Why indexes are critical for performance in MongoDB - Performance Analysis
When we search data in MongoDB, how fast it happens depends a lot on indexes.
We want to understand how using indexes changes the work MongoDB does as data grows.
Analyze the time complexity of the following MongoDB find query with and without an index.
// Find documents where age is 30
// Without index
db.users.find({ age: 30 })
// With index on age
// Assume index created: db.users.createIndex({ age: 1 })
This code searches for users aged 30, first scanning all documents, then using an index.
Look at what repeats as data grows.
- Primary operation: Scanning documents or index entries one by one.
- How many times: Without index, it checks every document; with index, it checks fewer index entries.
As the number of users grows, the work changes like this:
| Input Size (n) | Approx. Operations Without Index | Approx.
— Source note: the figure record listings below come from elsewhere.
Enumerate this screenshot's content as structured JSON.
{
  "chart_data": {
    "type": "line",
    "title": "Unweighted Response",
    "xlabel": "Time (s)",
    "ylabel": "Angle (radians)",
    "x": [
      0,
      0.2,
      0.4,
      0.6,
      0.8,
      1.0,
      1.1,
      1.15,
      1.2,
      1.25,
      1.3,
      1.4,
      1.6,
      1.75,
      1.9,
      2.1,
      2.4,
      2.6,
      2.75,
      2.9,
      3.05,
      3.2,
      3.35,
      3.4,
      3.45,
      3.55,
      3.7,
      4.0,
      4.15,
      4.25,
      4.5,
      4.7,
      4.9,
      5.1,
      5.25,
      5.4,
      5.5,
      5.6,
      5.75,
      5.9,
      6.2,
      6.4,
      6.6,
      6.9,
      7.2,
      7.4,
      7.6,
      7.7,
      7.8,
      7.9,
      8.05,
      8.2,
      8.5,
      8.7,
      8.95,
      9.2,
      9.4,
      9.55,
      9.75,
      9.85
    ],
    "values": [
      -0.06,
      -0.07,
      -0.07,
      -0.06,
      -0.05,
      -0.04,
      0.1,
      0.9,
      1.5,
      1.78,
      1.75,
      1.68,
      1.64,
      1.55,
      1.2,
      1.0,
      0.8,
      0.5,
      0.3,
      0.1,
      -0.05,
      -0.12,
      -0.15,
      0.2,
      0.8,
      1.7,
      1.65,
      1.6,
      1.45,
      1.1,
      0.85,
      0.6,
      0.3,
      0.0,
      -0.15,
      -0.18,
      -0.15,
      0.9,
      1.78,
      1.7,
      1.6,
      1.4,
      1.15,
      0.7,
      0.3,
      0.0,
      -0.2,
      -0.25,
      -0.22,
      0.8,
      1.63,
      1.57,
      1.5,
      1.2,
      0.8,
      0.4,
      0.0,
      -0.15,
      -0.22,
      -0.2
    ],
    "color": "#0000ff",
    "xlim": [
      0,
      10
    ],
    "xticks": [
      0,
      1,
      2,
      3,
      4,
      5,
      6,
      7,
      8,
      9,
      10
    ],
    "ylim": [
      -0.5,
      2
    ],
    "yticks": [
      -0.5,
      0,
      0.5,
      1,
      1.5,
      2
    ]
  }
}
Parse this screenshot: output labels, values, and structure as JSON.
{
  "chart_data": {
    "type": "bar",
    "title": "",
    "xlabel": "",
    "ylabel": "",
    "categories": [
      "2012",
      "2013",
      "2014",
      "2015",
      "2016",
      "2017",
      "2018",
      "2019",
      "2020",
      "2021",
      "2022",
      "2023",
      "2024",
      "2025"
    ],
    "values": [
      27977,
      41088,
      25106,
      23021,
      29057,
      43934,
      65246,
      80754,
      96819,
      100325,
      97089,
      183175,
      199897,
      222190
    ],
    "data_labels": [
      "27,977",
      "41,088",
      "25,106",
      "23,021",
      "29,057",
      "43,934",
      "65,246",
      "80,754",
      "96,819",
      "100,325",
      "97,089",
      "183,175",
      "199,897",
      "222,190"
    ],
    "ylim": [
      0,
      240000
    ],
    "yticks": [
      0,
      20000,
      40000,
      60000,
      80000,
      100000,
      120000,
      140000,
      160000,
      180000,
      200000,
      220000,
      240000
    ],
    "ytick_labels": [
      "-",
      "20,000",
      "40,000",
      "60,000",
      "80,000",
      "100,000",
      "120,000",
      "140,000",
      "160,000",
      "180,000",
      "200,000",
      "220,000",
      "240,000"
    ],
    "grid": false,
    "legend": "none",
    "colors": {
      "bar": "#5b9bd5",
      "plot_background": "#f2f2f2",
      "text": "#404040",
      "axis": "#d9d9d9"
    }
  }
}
Operations With Index |
|---|---|---|
| 10 | 10 document checks | About 4 index checks |
| 100 | 100 document checks | About 7 index checks |
| 1000 | 1000 document checks | About 10 index checks |
Pattern observation: Without index, work grows directly with data size; with index, work grows slowly, like steps up a tree.
Time Complexity: O(n) without index, O(log n) with index
This means searching without an index gets slower directly with more data, but with an index, it grows much slower.
[X] Wrong: "Adding an index always makes queries instantly fast no matter what."
[OK] Correct: Indexes help most for searches on indexed fields, but if the query is on other fields or returns many results, the speed gain may be less.
Understanding how indexes change search speed shows you know how databases handle data efficiently, a key skill for real projects.
"What if we added a compound index on age and city? How would that affect the time complexity for queries filtering by both fields?"